Other well-known causes for HCC development are chronic HBV infection and NASH.[2] Interestingly, we found that H3K27ac modifications also are present in these etiologies (Figures 1B and 2B). In-depth analyses including PCA (Figures 2A and Supplementary Figure 2) showed etiology-independent and etiology-specific epigenetic profiles in liver disease.

Because of the difficulty of obtaining liver tissue after HCV cure, which was available only for patients with concomitant HCC, the number of patient tissues is limited. Because it impossible to obtain healthy liver tissue for ethical reasons, the control samples from patients with nonviral minimal liver disease or adjacent tissue from patients undergoing surgery for metastasis for colorectal cancer exhibited heterogeneity. Furthermore, the H3K27ac mark constitutes only a part of the epigenetic gene regulation program. Nevertheless, the robust results obtained by clustering and statistical analyses combined with consistent results from patients of different cohorts and clinical centers and confirmation of the key concept in humanized mouse engrafted with hepatocytes from the same donor and infected with the same viral inoculum allowed arresting conclusions.

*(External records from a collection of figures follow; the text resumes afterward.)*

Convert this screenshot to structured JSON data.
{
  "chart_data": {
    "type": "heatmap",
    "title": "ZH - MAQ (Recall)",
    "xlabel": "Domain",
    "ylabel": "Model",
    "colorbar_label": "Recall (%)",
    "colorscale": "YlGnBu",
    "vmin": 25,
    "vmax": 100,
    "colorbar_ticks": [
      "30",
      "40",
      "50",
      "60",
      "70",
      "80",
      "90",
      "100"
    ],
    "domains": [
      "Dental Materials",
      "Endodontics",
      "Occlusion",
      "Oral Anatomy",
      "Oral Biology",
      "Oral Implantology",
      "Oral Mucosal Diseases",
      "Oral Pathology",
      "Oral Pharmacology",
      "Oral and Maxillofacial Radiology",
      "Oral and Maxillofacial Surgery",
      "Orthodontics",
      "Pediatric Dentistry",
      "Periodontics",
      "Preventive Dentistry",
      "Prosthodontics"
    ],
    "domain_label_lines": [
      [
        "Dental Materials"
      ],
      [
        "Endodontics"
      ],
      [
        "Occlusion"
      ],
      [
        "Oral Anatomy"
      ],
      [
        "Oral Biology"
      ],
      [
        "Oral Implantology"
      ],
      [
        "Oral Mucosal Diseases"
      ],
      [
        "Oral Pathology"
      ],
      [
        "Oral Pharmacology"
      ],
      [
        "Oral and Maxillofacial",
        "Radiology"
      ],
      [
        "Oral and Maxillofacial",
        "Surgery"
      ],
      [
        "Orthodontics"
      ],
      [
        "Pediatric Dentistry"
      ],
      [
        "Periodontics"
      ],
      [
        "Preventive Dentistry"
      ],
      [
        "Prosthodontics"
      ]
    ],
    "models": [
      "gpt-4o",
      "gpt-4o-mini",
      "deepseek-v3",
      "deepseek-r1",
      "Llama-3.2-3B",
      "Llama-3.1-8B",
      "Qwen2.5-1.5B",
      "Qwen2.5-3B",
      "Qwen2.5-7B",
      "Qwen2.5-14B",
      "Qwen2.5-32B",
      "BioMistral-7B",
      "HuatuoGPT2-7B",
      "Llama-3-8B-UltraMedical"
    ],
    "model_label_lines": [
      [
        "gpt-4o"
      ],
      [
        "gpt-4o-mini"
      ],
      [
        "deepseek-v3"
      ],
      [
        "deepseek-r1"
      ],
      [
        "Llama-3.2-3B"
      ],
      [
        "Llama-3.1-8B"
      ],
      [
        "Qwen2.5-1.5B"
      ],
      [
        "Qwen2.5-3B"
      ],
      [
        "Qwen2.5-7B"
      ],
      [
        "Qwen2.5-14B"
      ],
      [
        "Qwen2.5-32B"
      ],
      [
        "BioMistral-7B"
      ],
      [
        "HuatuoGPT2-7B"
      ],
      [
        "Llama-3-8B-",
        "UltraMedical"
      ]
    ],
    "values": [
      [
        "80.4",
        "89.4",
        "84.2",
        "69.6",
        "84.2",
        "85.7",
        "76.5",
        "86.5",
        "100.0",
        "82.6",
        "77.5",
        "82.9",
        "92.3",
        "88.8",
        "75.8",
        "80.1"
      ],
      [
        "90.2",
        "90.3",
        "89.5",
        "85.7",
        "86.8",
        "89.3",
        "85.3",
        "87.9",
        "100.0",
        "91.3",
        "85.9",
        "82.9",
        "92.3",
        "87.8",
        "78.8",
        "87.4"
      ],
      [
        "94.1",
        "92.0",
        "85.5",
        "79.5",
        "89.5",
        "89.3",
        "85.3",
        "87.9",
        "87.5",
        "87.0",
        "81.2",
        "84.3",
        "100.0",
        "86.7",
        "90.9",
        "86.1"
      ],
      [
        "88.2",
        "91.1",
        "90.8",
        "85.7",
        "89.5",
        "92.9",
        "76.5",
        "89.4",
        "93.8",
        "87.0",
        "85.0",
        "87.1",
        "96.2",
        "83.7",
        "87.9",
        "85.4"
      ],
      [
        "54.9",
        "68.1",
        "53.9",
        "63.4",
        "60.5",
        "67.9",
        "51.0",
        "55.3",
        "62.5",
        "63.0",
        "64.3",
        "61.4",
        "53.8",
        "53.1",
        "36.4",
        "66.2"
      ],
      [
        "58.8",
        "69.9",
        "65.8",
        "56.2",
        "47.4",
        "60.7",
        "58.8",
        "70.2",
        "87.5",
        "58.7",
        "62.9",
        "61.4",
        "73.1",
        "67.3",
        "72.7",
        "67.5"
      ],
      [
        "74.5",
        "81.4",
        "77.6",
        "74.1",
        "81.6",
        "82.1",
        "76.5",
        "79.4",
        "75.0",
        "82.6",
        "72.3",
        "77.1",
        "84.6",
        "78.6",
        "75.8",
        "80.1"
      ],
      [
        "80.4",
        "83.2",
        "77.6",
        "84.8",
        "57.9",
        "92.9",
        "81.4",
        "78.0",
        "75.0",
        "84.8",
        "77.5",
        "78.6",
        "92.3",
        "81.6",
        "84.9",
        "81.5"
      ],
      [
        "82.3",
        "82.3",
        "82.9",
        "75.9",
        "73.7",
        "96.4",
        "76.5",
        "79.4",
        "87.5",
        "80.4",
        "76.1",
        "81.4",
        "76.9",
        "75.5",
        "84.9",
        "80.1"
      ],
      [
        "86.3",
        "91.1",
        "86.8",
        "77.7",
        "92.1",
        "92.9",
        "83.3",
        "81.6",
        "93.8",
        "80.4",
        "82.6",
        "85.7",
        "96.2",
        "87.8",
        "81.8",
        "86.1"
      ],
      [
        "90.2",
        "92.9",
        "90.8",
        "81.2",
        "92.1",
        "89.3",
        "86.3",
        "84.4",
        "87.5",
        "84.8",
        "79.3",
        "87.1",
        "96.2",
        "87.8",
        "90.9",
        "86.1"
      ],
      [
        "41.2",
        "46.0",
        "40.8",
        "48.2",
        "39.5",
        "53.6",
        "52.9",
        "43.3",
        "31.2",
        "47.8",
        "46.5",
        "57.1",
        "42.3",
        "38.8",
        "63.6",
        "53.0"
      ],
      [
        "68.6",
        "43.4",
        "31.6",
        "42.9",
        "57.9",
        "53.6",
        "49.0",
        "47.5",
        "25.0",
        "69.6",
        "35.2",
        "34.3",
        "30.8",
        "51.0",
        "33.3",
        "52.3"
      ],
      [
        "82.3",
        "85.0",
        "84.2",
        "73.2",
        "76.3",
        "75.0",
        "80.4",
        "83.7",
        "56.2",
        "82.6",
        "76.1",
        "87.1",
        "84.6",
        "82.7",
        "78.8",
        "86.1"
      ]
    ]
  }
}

HCC is often asymptomatic and thus remains undiagnosed until the late stage. Therefore, there is an urgent medical need for biomarkers to predict HCC risk. A large body of literature has shown the association between the human epigenome and cancer development.[34] In this study, showing that HCV induces persistent epigenetic alterations after DAA cure provides a unique opportunity to uncover novel biomarkers for HCC risk, that is, from plasma through the detection of epigenetic changes of histones bound to circulating DNA complexes. Furthermore, by uncovering virus-induced epigenetic changes as therapeutic targets, our findings offer novel perspectives for HCC prevention—a key unmet medical need.